Here are a few buzz words that you will find that usually means a product has no parabens:
•Paraben-free – This may seem obvious. The raging controversy over parabens has nudged cosmetic companies to use this buzz word to market their products.
•Organic – I’ve never found an organic cosmetic, skin or hair care product with parabens in it.
Vegan – The same goes for this buzz word. Companies that are producing vegan cosmetic products are uber-aware of ingredient safety.
•Naturally-Preserved – I have found that products that use this term, use more natural preservatives, such as essential oils.
If you want a quick online reference tool to look up the safety of your cosmetics, check out: Skin Deep.
It’s the Environmental Working Group’s Cosmetic Database. You can search for thousands of products and they rate them on a scale from 1 – 10. Products with a rating of 1 being the most safe, scaling upward to 10, into the danger zone. It’s a great reference tool! You can learn the potential hazards of many cosmetic chemicals.
It took me a lot of trial and error to find brands of cosmetics that I like that are safe and paraben-free. Here are a few products that I use and love.
• Surface Bassu Hydrating Oil Shine Protect Color Lock Vita-Complex. I LOVE this oil! I blow dry it into my hair when I want it smooth and shiny. I also use it on dry hair as an added protection against the dry climate that I live in.
• Giovanni Smooth As Silk Deep Moisture, Shampoo & Conditioner. I have been using this shampoo and conditioner for years! It comes at a reasonable price and is gentle.
• Surface Awaken Thickening Cream. When I’m looking for some voluminous hair in date-night, this is my go blow dry product. It gives your hair that sexy boost plus protects it from the heat of the dryer.
• Surface Trinity Protein Repair Tonic. My hairdresser suggested this great product to me and boy, was she great to do so. I tend beat my hair up with sun (from cycling), travel and lots of styling. This is my lifesaver in combination with their hydrating oil.
• Jane Iredale Glow Time Full Coverage Mineral BB Cream. I have been a fan of Jane Iredale cosmetics for more years than I can remember. I tried this BB cream at a spa and discovered that I love it.
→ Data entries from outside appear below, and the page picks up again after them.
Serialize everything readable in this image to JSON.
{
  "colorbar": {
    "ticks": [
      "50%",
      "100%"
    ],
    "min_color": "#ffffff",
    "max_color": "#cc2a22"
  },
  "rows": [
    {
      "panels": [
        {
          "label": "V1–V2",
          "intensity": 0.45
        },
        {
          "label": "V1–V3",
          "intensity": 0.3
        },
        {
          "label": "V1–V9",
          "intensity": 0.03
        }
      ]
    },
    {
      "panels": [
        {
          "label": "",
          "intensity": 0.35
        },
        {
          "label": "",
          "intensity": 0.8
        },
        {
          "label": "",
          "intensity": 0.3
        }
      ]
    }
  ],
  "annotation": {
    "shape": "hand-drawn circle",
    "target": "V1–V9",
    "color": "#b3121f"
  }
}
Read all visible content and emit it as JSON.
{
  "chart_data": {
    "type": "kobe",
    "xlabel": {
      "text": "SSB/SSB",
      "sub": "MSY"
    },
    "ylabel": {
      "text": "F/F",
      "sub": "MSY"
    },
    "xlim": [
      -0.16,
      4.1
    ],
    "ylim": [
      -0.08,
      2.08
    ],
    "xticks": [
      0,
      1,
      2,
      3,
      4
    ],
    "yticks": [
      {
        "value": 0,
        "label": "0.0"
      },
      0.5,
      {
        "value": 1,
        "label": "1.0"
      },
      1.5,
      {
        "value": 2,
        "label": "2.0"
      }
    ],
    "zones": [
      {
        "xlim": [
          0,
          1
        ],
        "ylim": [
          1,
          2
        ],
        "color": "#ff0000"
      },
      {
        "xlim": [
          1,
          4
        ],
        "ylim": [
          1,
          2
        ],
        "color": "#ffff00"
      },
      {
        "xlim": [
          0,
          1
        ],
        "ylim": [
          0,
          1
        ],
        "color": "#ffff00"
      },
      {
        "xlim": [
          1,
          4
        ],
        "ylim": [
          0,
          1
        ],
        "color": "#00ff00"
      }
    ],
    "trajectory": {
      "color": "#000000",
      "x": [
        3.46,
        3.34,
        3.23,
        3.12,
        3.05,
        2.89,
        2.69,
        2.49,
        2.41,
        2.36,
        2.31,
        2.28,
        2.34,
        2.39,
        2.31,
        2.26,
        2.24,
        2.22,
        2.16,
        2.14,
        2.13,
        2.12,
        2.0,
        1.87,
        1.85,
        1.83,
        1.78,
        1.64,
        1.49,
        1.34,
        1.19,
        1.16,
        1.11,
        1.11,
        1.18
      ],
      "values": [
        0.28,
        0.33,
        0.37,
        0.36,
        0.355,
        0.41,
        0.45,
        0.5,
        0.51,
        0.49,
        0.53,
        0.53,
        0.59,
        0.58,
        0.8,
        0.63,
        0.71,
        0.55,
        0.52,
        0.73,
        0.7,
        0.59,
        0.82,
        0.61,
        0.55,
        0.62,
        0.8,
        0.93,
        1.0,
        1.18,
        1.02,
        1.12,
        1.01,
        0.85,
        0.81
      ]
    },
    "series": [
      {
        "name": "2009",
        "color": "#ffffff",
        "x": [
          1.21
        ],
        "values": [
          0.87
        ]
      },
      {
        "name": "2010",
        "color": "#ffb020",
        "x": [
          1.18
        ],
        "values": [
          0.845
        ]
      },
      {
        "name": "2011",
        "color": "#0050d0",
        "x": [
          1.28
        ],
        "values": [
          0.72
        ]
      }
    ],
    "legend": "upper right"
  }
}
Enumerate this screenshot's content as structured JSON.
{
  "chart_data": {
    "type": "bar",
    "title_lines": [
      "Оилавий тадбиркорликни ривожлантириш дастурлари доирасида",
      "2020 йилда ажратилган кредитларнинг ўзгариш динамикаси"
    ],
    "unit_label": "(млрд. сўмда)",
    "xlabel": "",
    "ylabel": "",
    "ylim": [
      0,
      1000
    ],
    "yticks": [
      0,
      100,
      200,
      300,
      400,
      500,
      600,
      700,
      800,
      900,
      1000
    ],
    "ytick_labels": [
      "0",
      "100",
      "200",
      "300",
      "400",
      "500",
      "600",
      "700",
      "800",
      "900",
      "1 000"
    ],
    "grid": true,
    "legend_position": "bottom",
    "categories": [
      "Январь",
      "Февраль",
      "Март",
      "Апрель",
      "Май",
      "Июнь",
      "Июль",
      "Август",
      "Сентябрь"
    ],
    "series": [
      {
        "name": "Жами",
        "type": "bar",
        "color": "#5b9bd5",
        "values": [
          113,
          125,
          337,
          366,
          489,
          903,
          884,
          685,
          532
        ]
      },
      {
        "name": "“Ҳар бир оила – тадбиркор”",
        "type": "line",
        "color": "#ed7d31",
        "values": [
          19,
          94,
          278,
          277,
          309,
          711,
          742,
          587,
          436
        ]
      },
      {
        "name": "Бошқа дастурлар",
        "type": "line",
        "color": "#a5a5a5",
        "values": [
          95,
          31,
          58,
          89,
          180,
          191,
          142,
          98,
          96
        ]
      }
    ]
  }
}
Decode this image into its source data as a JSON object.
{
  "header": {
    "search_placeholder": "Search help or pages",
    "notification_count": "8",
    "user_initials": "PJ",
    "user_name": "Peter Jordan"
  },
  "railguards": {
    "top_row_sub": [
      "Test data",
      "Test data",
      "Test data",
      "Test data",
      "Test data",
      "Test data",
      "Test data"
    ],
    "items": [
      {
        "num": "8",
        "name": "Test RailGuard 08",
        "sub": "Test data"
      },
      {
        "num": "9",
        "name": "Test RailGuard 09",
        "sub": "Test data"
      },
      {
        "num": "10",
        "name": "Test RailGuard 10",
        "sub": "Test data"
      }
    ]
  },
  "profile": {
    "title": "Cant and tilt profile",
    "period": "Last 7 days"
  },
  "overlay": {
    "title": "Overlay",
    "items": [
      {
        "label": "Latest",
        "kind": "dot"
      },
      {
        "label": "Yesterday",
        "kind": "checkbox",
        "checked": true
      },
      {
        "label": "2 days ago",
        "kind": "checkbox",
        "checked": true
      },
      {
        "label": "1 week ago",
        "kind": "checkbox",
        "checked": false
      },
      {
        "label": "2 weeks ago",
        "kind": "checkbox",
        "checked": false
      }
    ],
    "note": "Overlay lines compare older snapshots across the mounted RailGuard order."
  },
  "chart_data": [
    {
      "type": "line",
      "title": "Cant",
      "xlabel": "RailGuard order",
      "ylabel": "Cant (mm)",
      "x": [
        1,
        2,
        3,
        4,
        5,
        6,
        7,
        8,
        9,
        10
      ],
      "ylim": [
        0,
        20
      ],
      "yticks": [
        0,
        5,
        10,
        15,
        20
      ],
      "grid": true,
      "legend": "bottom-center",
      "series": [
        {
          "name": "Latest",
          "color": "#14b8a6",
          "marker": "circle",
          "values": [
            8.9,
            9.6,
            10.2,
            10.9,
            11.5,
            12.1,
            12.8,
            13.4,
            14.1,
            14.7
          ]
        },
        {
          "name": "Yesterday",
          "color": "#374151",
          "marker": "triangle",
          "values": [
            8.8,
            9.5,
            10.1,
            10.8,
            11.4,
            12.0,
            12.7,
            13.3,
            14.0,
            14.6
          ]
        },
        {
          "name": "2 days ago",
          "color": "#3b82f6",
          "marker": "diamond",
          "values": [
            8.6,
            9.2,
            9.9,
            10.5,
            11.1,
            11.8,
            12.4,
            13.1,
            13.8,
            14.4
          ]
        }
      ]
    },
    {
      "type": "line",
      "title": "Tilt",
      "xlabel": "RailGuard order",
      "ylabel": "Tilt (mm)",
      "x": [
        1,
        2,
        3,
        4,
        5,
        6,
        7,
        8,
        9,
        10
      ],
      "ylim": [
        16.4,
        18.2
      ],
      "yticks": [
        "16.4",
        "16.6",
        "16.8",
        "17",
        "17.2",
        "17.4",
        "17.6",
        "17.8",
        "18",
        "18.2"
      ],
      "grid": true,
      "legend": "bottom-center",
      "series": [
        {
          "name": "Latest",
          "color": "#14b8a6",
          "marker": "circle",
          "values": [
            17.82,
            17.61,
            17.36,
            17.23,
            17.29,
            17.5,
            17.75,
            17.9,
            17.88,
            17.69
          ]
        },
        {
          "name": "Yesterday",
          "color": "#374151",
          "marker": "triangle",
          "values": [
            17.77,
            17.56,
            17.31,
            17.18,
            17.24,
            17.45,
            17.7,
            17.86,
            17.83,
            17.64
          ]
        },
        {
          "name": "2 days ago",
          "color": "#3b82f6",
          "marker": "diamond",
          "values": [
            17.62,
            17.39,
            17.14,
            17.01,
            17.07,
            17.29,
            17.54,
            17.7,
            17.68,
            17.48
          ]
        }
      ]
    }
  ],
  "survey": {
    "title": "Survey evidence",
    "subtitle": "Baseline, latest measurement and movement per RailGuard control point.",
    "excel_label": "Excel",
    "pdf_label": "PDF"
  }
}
It’s very thick so I do water it down some with their D20 Hydration Spray. With this BB cream, a little goes a long way which spells value to me.
• Jane Iredale Pure Pressed Blush – The Sheer Honey is my shade. It’s pretty neutral and will cover any redness you may have. I’ve tried other brands but I keep going back to Jane’s blush.
• Ecco Bella Revitalize Foursome. I recently purchased this for a trip. The price for 4 products at $153 seduced me. This is luxury skincare at a GREAT price! Revitalize Organic Facial Treatment Serum, Natural Deep Cleansing Gel, Mist on Toner, Natural Night Rebuilder, all vegan, 70% organic, water-free and preservative-free. They all feel sexy on the skin and are effective.
• Natural Age Antidote Day Skin Cream. This cream is antioxidant rich, touting high levels of vitamin C and E, plus has titanium dioxide as a sunscreen.
These are some of my favorites. If you have a natural line that you love, please share with me! Send me a mail at: email@example.com or post in on our FB Page
• Keep your largest organ (your skin), healthy by educating yourself in cosmetic ingredients, such as parabens.
• Become aware of all the terms that mean: parabens.
• Check out the Environmental Working Group’s Skin Deep to learn the toxicity levels of the personal care products that you use.
• Check out some natural products to purify your personal care regime.